Così parlando, il signor Ford lo condusse in un altro studio dove lo presentò al suo socio, signor White, piccolo uomo mingherlino dalle basette setolose e brizzolate che pareva tremare come per un freddo continuo.
— È il signor Ends, signor Eden. Il signor Ends è nostro gerente.
Martin strinse la mano d’un uomo calvo, dall’occhio vivace, dal viso apparentemente giovanile, almeno quel tanto che si vedeva, giacchè era quasi tutto nascosto da una barba come neve, pettinata con cura, dalla mano della signora Ends, tutte le domeniche.
I tre uomini circondarono Martin, parlando tutti insieme e nel modo più ammirativo, così ch’egli si domandò se tutto ciò non fosse il risultato d’una scommessa.
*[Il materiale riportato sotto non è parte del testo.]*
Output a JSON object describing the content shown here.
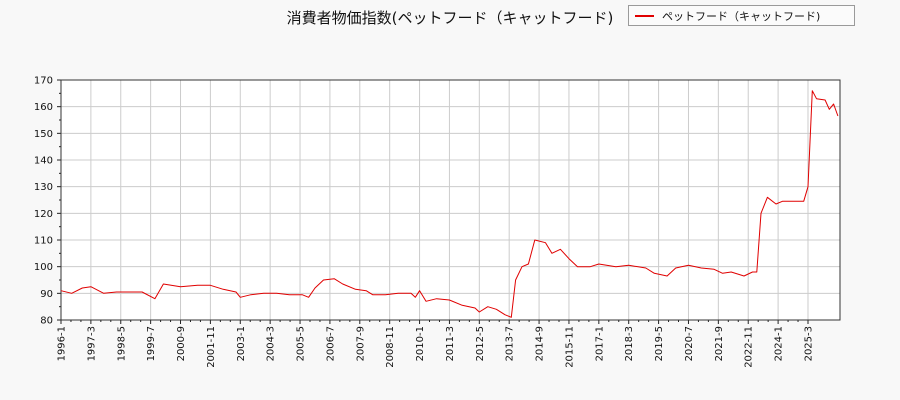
{
  "chart_data": {
    "type": "line",
    "title": "消費者物価指数(ペットフード（キャットフード)",
    "xlabel": "",
    "ylabel": "",
    "ylim": [
      80,
      170
    ],
    "yticks": [
      80,
      90,
      100,
      110,
      120,
      130,
      140,
      150,
      160,
      170
    ],
    "xticks": [
      "1996-1",
      "1997-3",
      "1998-5",
      "1999-7",
      "2000-9",
      "2001-11",
      "2003-1",
      "2004-3",
      "2005-5",
      "2006-7",
      "2007-9",
      "2008-11",
      "2010-1",
      "2011-3",
      "2012-5",
      "2013-7",
      "2014-9",
      "2015-11",
      "2017-1",
      "2018-3",
      "2019-5",
      "2020-7",
      "2021-9",
      "2022-11",
      "2024-1",
      "2025-3"
    ],
    "grid": true,
    "legend_position": "top-right",
    "series": [
      {
        "name": "ペットフード（キャットフード)",
        "color": "#e00000",
        "points": [
          [
            "1996-1",
            91
          ],
          [
            "1996-6",
            90
          ],
          [
            "1996-11",
            92
          ],
          [
            "1997-3",
            92.5
          ],
          [
            "1997-9",
            90
          ],
          [
            "1998-3",
            90.5
          ],
          [
            "1998-9",
            90.5
          ],
          [
            "1999-3",
            90.5
          ],
          [
            "1999-9",
            88
          ],
          [
            "2000-1",
            93.5
          ],
          [
            "2000-9",
            92.5
          ],
          [
            "2001-5",
            93
          ],
          [
            "2001-11",
            93
          ],
          [
            "2002-5",
            91.5
          ],
          [
            "2002-11",
            90.5
          ],
          [
            "2003-1",
            88.5
          ],
          [
            "2003-6",
            89.5
          ],
          [
            "2003-12",
            90
          ],
          [
            "2004-6",
            90
          ],
          [
            "2004-12",
            89.5
          ],
          [
            "2005-6",
            89.5
          ],
          [
            "2005-9",
            88.5
          ],
          [
            "2005-12",
            92
          ],
          [
            "2006-4",
            95
          ],
          [
            "2006-9",
            95.5
          ],
          [
            "2007-1",
            93.5
          ],
          [
            "2007-7",
            91.5
          ],
          [
            "2007-12",
            91
          ],
          [
            "2008-3",
            89.5
          ],
          [
            "2008-9",
            89.5
          ],
          [
            "2009-3",
            90
          ],
          [
            "2009-9",
            90
          ],
          [
            "2009-11",
            88.5
          ],
          [
            "2010-1",
            91
          ],
          [
            "2010-4",
            87
          ],
          [
            "2010-9",
            88
          ],
          [
            "2011-3",
            87.5
          ],
          [
            "2011-9",
            85.5
          ],
          [
            "2012-3",
            84.5
          ],
          [
            "2012-5",
            83
          ],
          [
            "2012-9",
            85
          ],
          [
            "2013-1",
            84
          ],
          [
            "2013-5",
            82
          ],
          [
            "2013-8",
            81
          ],
          [
            "2013-10",
            95
          ],
          [
            "2014-1",
            100
          ],
          [
            "2014-4",
            101
          ],
          [
            "2014-7",
            110
          ],
          [
            "2014-12",
            109
          ],
          [
            "2015-3",
            105
          ],
          [
            "2015-7",
            106.5
          ],
          [
            "2015-11",
            103
          ],
          [
            "2016-3",
            100
          ],
          [
            "2016-9",
            100
          ],
          [
            "2017-1",
            101
          ],
          [
            "2017-9",
            100
          ],
          [
            "2018-3",
            100.5
          ],
          [
            "2018-11",
            99.5
          ],
          [
            "2019-3",
            97.5
          ],
          [
            "2019-9",
            96.5
          ],
          [
            "2020-1",
            99.5
          ],
          [
            "2020-7",
            100.5
          ],
          [
            "2021-1",
            99.5
          ],
          [
            "2021-7",
            99
          ],
          [
            "2021-11",
            97.5
          ],
          [
            "2022-3",
            98
          ],
          [
            "2022-9",
            96.5
          ],
          [
            "2023-1",
            98
          ],
          [
            "2023-3",
            98
          ],
          [
            "2023-5",
            120
          ],
          [
            "2023-8",
            126
          ],
          [
            "2023-12",
            123.5
          ],
          [
            "2024-3",
            124.5
          ],
          [
            "2024-9",
            124.5
          ],
          [
            "2025-1",
            124.5
          ],
          [
            "2025-3",
            130
          ],
          [
            "2025-5",
            166
          ],
          [
            "2025-7",
            163
          ],
          [
            "2025-11",
            162.5
          ],
          [
            "2026-1",
            159
          ],
          [
            "2026-3",
            161
          ],
          [
            "2026-5",
            156.5
          ]
        ]
      }
    ]
  }
}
— Noi ci siamo domandati perchè lei non venisse, — diceva il signor White.
— Non avevo i soldi pel tranvai, e abito dall’altra parte del golfo, — rispose Martin, deciso a mostrare il suo urgente bisogno di danaro. Certamente, si disse, questi cenci gloriosi sono un’indicazione abbastanza eloquente!
Di tanto in tanto, appena l’occasione si presentava, egli accennava allo scopo della visita; ma i suoi ammiratori facevano l’orecchio sordo. Gli cantavano le lodi, gli raccontavano ciò che avevano pensato del suo racconto, a prima vista, poi ciò che le loro mogli e i loro parenti ne avevano pensato, ma non manifestavano neppure la minima intenzione di esprimere la loro ammirazione in modo più rimunerativo.
— Le ho detto come ho letto la sua novella la prima volta? — disse il signor Ford. — Ma no, naturalmente. Ebbene! tornavo da New-York e, quando il diretto si fermò a Agden, il groom corse a portarmi l’ultimo numero della Transcontinental.